To ameliorate skew, Databricks SQL accepts skew hints in queries. With the information from these hints, Spark can construct a better query plan, one that does not suffer from data skew.

Only relation name

A skew hint must contain at least the name of the relation with skew. A relation is a table, view, or a subquery. All joins with this relation then use skew join optimization.

-- table with skew
SELECT /*+ SKEW('orders') */ * FROM orders, customers WHERE c_custId = o_custId

-- subquery with skew
SELECT /*+ SKEW('C1') */ *
  FROM (SELECT * FROM customers WHERE c_custId < 100) C1, orders
  WHERE C1.c_custId = o_custId

Relation and columns

There might be multiple joins on a relation and only some of them will suffer from skew.

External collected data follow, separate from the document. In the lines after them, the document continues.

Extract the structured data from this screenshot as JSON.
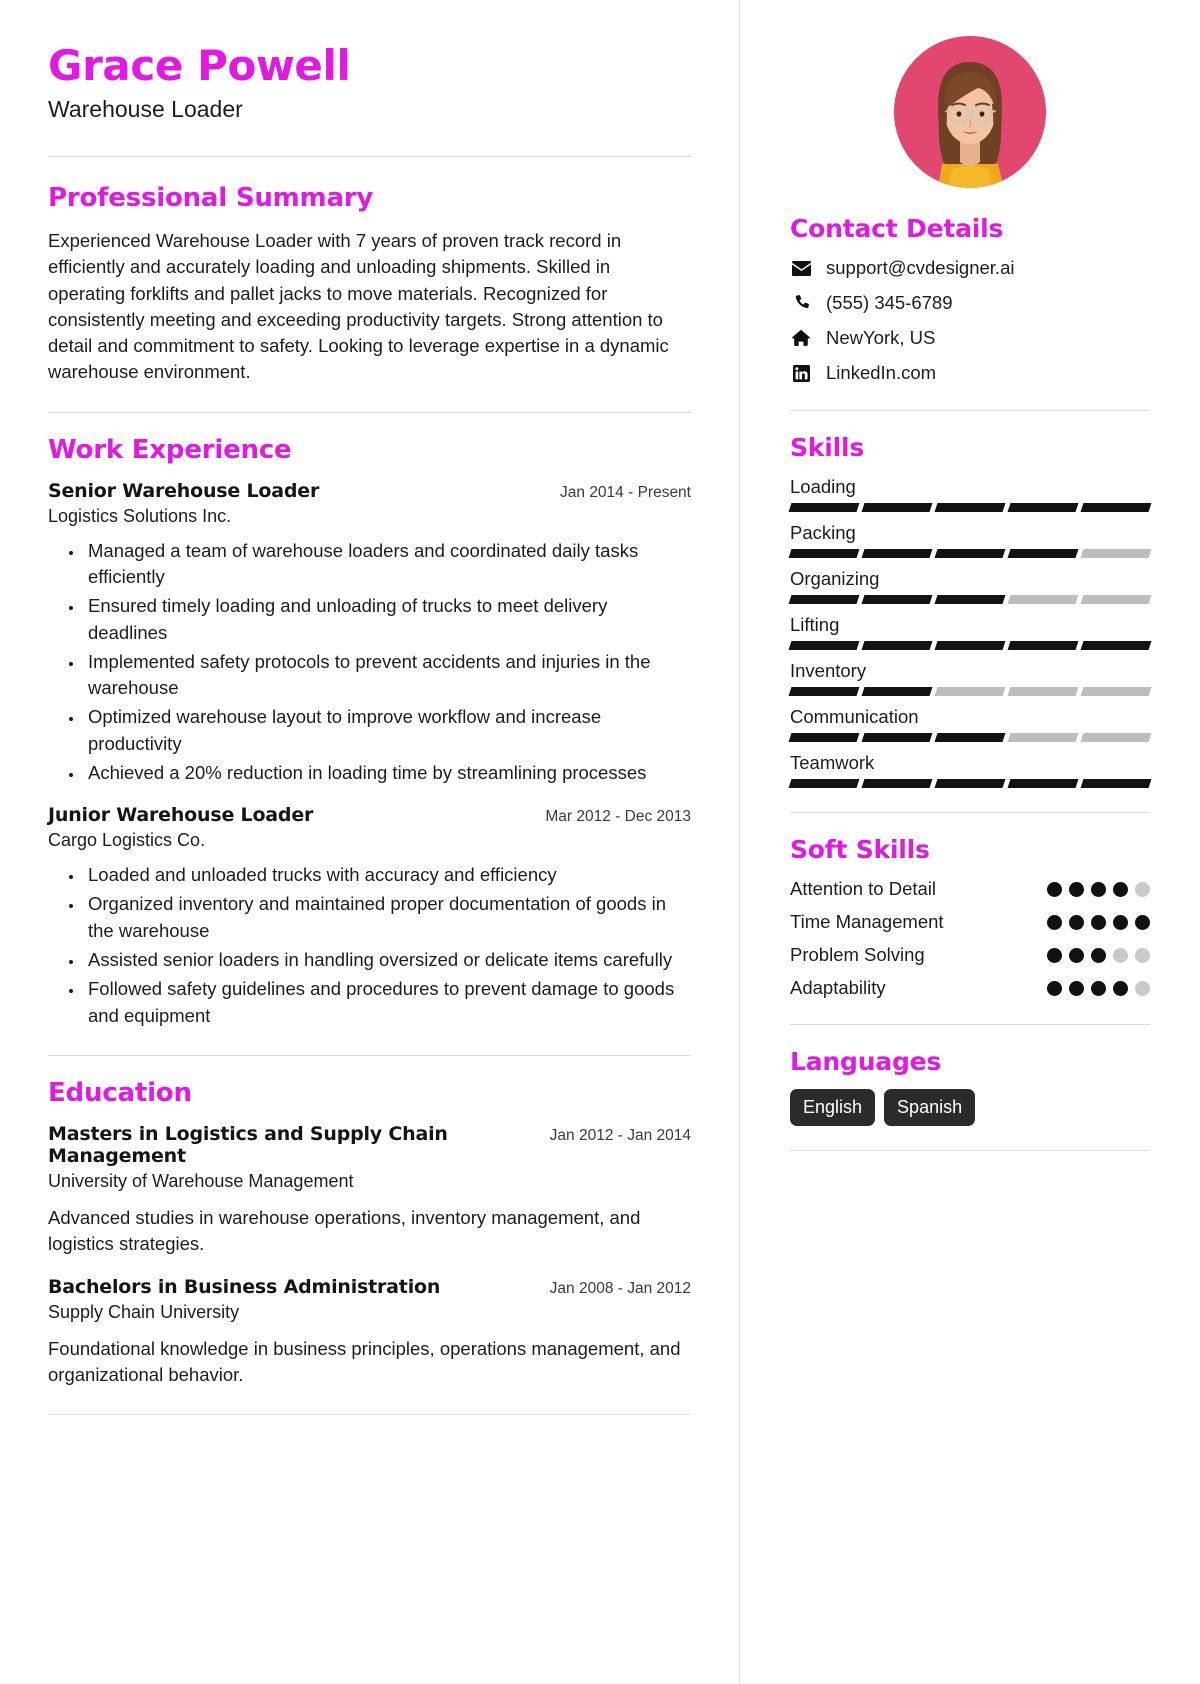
{
  "theme": {
    "accent": "#e319e3",
    "text": "#1d1d1d",
    "bar_on": "#121212",
    "bar_off": "#bdbdbd",
    "chip_bg": "#2b2b2b",
    "avatar_bg": "#e2486f"
  },
  "header": {
    "name": "Grace Powell",
    "job_title": "Warehouse Loader"
  },
  "summary": {
    "heading": "Professional Summary",
    "text": "Experienced Warehouse Loader with 7 years of proven track record in efficiently and accurately loading and unloading shipments. Skilled in operating forklifts and pallet jacks to move materials. Recognized for consistently meeting and exceeding productivity targets. Strong attention to detail and commitment to safety. Looking to leverage expertise in a dynamic warehouse environment."
  },
  "experience": {
    "heading": "Work Experience",
    "entries": [
      {
        "role": "Senior Warehouse Loader",
        "date": "Jan 2014 - Present",
        "org": "Logistics Solutions Inc.",
        "bullets": [
          "Managed a team of warehouse loaders and coordinated daily tasks efficiently",
          "Ensured timely loading and unloading of trucks to meet delivery deadlines",
          "Implemented safety protocols to prevent accidents and injuries in the warehouse",
          "Optimized warehouse layout to improve workflow and increase productivity",
          "Achieved a 20% reduction in loading time by streamlining processes"
        ]
      },
      {
        "role": "Junior Warehouse Loader",
        "date": "Mar 2012 - Dec 2013",
        "org": "Cargo Logistics Co.",
        "bullets": [
          "Loaded and unloaded trucks with accuracy and efficiency",
          "Organized inventory and maintained proper documentation of goods in the warehouse",
          "Assisted senior loaders in handling oversized or delicate items carefully",
          "Followed safety guidelines and procedures to prevent damage to goods and equipment"
        ]
      }
    ]
  },
  "education": {
    "heading": "Education",
    "entries": [
      {
        "degree": "Masters in Logistics and Supply Chain Management",
        "date": "Jan 2012 - Jan 2014",
        "school": "University of Warehouse Management",
        "description": "Advanced studies in warehouse operations, inventory management, and logistics strategies."
      },
      {
        "degree": "Bachelors in Business Administration",
        "date": "Jan 2008 - Jan 2012",
        "school": "Supply Chain University",
        "description": "Foundational knowledge in business principles, operations management, and organizational behavior."
      }
    ]
  },
  "contact": {
    "heading": "Contact Details",
    "items": [
      {
        "icon": "envelope-icon",
        "value": "support@cvdesigner.ai"
      },
      {
        "icon": "phone-icon",
        "value": "(555) 345-6789"
      },
      {
        "icon": "home-icon",
        "value": "NewYork, US"
      },
      {
        "icon": "linkedin-icon",
        "value": "LinkedIn.com"
      }
    ]
  },
  "skills": {
    "heading": "Skills",
    "max": 5,
    "items": [
      {
        "name": "Loading",
        "level": 5
      },
      {
        "name": "Packing",
        "level": 4
      },
      {
        "name": "Organizing",
        "level": 3
      },
      {
        "name": "Lifting",
        "level": 5
      },
      {
        "name": "Inventory",
        "level": 2
      },
      {
        "name": "Communication",
        "level": 3
      },
      {
        "name": "Teamwork",
        "level": 5
      }
    ]
  },
  "soft_skills": {
    "heading": "Soft Skills",
    "max": 5,
    "items": [
      {
        "name": "Attention to Detail",
        "level": 4
      },
      {
        "name": "Time Management",
        "level": 5
      },
      {
        "name": "Problem Solving",
        "level": 3
      },
      {
        "name": "Adaptability",
        "level": 4
      }
    ]
  },
  "languages": {
    "heading": "Languages",
    "items": [
      "English",
      "Spanish"
    ]
  }
}
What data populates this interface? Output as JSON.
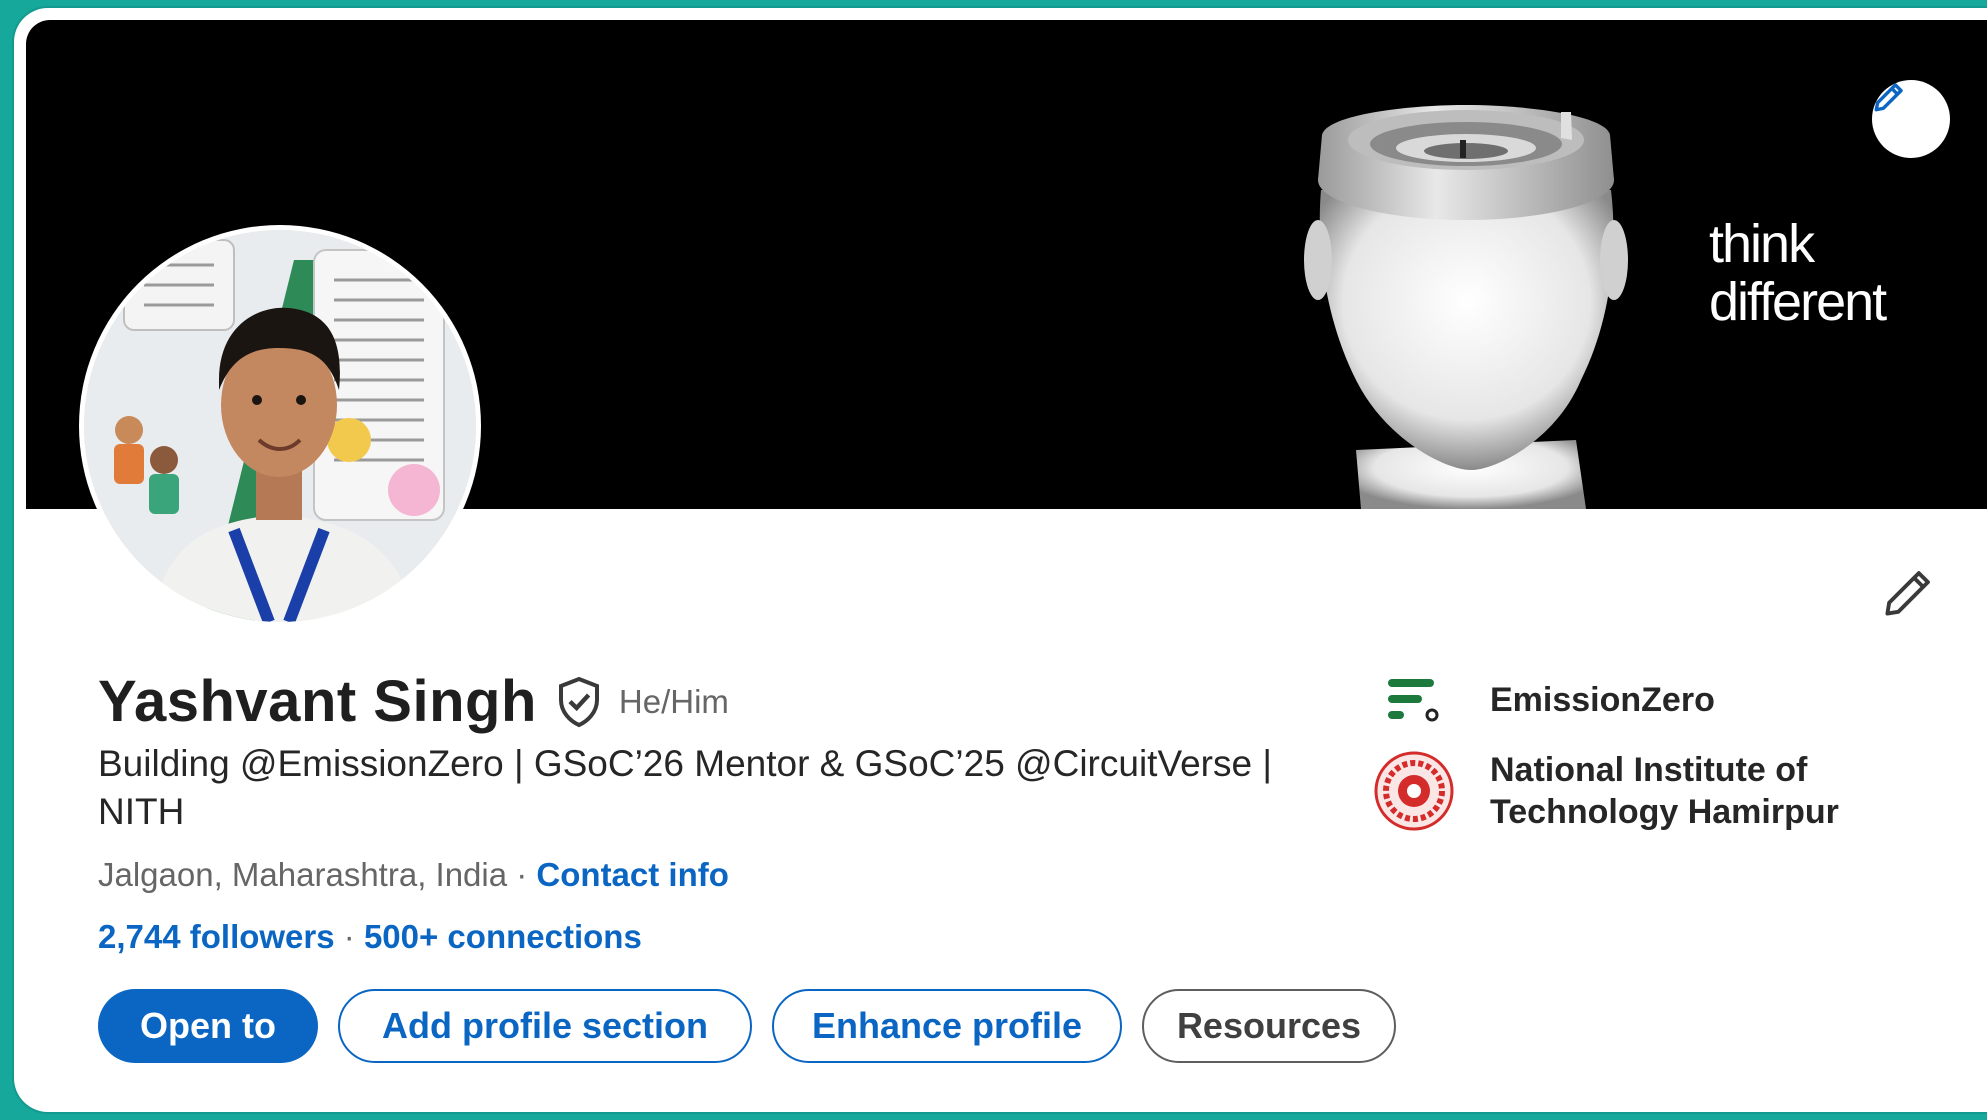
{
  "banner": {
    "tagline_line1": "think",
    "tagline_line2": "different",
    "edit_icon": "pencil-icon"
  },
  "profile": {
    "name": "Yashvant Singh",
    "verified_icon": "verified-shield-icon",
    "pronouns": "He/Him",
    "headline": "Building @EmissionZero | GSoC’26 Mentor & GSoC’25 @CircuitVerse | NITH",
    "location": "Jalgaon, Maharashtra, India",
    "separator": " · ",
    "contact_info": "Contact info",
    "followers": "2,744 followers",
    "connections": "500+ connections"
  },
  "actions": {
    "open_to": "Open to",
    "add_profile_section": "Add profile section",
    "enhance_profile": "Enhance profile",
    "resources": "Resources"
  },
  "affiliations": [
    {
      "label": "EmissionZero",
      "icon": "emissionzero-logo"
    },
    {
      "label": "National Institute of Technology Hamirpur",
      "icon": "nith-logo"
    }
  ],
  "colors": {
    "accent": "#0a66c2",
    "page_bg": "#15a89b",
    "banner_bg": "#000000",
    "emissionzero_green": "#1e7a3c",
    "nith_red": "#d42b2b"
  }
}
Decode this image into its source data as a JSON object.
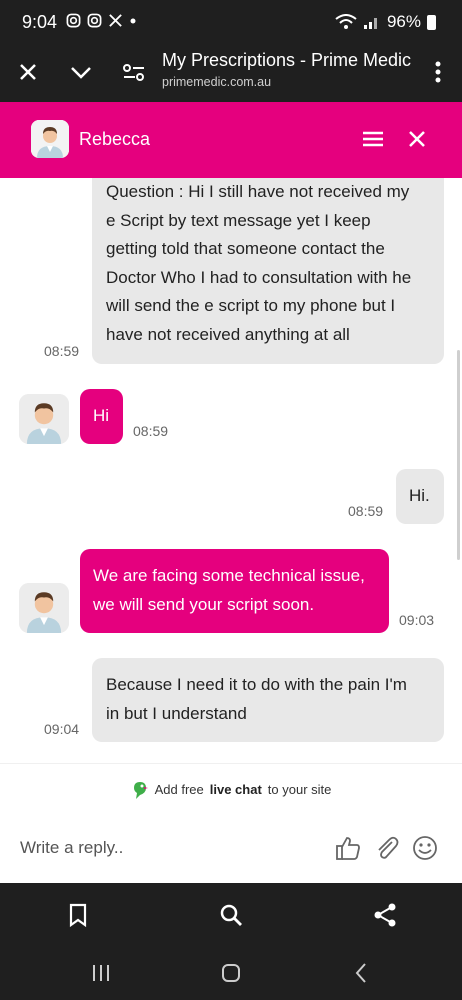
{
  "status_bar": {
    "time": "9:04",
    "battery": "96%"
  },
  "browser": {
    "page_title": "My Prescriptions - Prime Medic",
    "page_url": "primemedic.com.au"
  },
  "chat": {
    "agent_name": "Rebecca",
    "brand_color": "#e5007e",
    "messages": [
      {
        "from": "user",
        "lines": [
          "Question : Hi I still have not received my",
          "e Script by text message yet I keep",
          "getting told that someone contact the",
          "Doctor Who I had to consultation with he",
          "will send the e script to my phone but I",
          "have not received anything at all"
        ],
        "time": "08:59"
      },
      {
        "from": "agent",
        "lines": [
          "Hi"
        ],
        "time": "08:59"
      },
      {
        "from": "user",
        "lines": [
          "Hi."
        ],
        "time": "08:59"
      },
      {
        "from": "agent",
        "lines": [
          "We are facing some technical issue,",
          "we will send your script soon."
        ],
        "time": "09:03"
      },
      {
        "from": "user",
        "lines": [
          "Because I need it to do with the pain I'm",
          "in but I understand"
        ],
        "time": "09:04"
      }
    ]
  },
  "powered_by": {
    "prefix": "Add free",
    "bold": "live chat",
    "suffix": "to your site"
  },
  "composer": {
    "placeholder": "Write a reply.."
  },
  "icons": {
    "status": [
      "instagram-icon",
      "instagram-icon",
      "x-icon",
      "dot-icon",
      "mute-icon",
      "wifi-icon",
      "signal-icon",
      "battery-icon"
    ],
    "browser_top": [
      "close-icon",
      "chevron-down-icon",
      "site-settings-icon",
      "more-vert-icon"
    ],
    "header": [
      "menu-icon",
      "close-icon"
    ],
    "composer": [
      "thumbs-up-icon",
      "paperclip-icon",
      "emoji-icon"
    ],
    "browser_bottom": [
      "bookmark-icon",
      "search-icon",
      "share-icon"
    ],
    "nav": [
      "recents-icon",
      "home-icon",
      "back-icon"
    ]
  }
}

Skew join optimization has some overhead so it is better to use it only when needed. For this purpose, the skew hint accepts column names. Only joins with these columns use skew join optimization.

-- single column
SELECT /*+ SKEW('orders', 'o_custId') */ *
  FROM orders, customers
  WHERE o_custId = c_custId

-- multiple columns
SELECT /*+ SKEW('orders', ('o_custId', 'o_storeRegionId')) */ *
  FROM orders, customers
  WHERE o_custId = c_custId AND o_storeRegionId = c_regionId

Relation, columns, and skew values

You can also specify skew values in the hint. Depending on the query and data, the skew values might be known (for example, because they never change) or might be easy to find out. Doing this reduces the overhead of skew join optimization. Otherwise, Databricks will detect them automatically.

-- single column, single skew value
SELECT /*+ SKEW('orders', 'o_custId', 0) */ *
  FROM orders, customers
  WHERE o_custId = c_custId

-- single column, multiple skew values
SELECT /*+ SKEW('orders', 'o_custId', (0, 1, 2)) */ *
  FROM orders, customers
  WHERE o_custId = c_custId

-- multiple columns, multiple skew values
SELECT /*+ SKEW('orders', ('o_custId', 'o_storeRegionId'), ((0, 1001), (1, 1002))) */ *
  FROM orders, customers
  WHERE o_custId = c_custId AND o_storeRegionId = c_regionId